Es de una lógica elemental afirmar que cubrir sólo los costos de operación requiere menos recursos  económicos que cubrir estos y adicionalmente generar una  tasa de utilidad para el capital que participa en la prestación del servicio. De ahí que una universidad con capital privado requiere obtener mayores recursos económicos que una de carácter público.

Hipotéticamente, la obtención de recursos económicos sólo es posible mediante dos opciones. Primera, que el costo lo paguen los estudiantes. Indudablemente las matrículas tendrían que ser mucho más altas ya  que, además de financiar el funcionamiento de la universidad, habría  que  obtener el dinero que sería  la  ganancia para el capital privado participante. Segunda, que las matrículas no suban. Sería posible esto en  el caso de que alguien distinto del estudiante  -el  Estado- asumiera entregar el dinero que se requiera para recompensar el capital privado.

Digamos que el Estado aporte los dineros para pagarlo como concepto de   utilidades al capital privado por participar en la universidad pública.
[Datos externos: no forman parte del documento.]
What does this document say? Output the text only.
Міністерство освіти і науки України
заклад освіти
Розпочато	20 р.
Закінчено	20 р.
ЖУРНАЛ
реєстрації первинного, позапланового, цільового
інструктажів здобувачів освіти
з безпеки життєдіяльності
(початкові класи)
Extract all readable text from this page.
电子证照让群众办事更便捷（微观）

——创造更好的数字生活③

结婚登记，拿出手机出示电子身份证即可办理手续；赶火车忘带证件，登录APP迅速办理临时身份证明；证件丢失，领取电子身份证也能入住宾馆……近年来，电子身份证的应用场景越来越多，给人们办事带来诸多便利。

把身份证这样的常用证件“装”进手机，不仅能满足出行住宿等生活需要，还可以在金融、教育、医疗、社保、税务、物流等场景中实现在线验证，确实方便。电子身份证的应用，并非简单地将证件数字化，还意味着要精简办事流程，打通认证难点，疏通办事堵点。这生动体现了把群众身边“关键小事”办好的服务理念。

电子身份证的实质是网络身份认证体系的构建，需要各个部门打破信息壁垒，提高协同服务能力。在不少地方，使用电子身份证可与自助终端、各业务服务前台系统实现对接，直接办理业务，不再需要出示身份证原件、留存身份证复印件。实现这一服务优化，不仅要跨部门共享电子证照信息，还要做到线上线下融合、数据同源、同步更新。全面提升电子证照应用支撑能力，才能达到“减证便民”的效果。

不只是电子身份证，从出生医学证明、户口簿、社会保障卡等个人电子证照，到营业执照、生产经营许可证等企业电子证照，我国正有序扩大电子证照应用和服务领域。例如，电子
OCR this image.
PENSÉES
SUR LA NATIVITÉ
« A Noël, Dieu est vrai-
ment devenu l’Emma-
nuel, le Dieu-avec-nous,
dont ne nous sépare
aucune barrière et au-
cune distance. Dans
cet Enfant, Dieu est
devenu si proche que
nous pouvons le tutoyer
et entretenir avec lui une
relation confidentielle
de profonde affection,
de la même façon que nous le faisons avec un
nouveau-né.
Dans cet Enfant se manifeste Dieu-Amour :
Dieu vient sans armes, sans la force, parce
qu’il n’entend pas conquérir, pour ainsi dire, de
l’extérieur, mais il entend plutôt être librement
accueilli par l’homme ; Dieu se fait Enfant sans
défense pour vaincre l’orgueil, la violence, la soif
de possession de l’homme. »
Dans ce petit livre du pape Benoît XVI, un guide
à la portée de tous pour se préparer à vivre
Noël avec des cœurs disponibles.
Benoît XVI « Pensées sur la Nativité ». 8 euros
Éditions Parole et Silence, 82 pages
El problema es que esto sería un  sinsentido ya que se dice que es necesaria la participación de capital privado porque el presupuesto estatal  es limitado; pero en este caso la  participación de capital privado le acarrearía mayores gastos al presupuesto estatal para subvencionar al capital privado. Sería muchísimo más eficiente, y más lógico, desde luego, que el Estado invirtiera directamente esos  dineros públicos en  el sistema  de  universidades públicas.

Aparte de lo anterior, la  participación de capitales privados en la universidad pública necesariamente implica llevar la lógica del capital privado a la educación pública, con una necesaria desnaturalización de la  lógica y filosofía de la educación. Se impondría la lógica del negocio sobre la del servicio público y la  de los indicadores económicos sobre la de los indicadores sociales. Esto acentuaría aun más las políticas de  reducción de costos que se evidencian ya en alto hacinamiento en las aulas de clase, contratación de  personal docente por horas sin importar su cualificación académica o profesional, y la reducción al máximo en instalaciones de trabajo y experimentación como laboratorios y bibliotecas ya que cada peso que se  ahorren en funcionamiento, es un peso más de ganancia. A eso debemos sumar el  aumento de represión  a lo movimiento sindical y estudiantil dentro de las universidades; el capital privado no es muy amigo de la  protesta  social.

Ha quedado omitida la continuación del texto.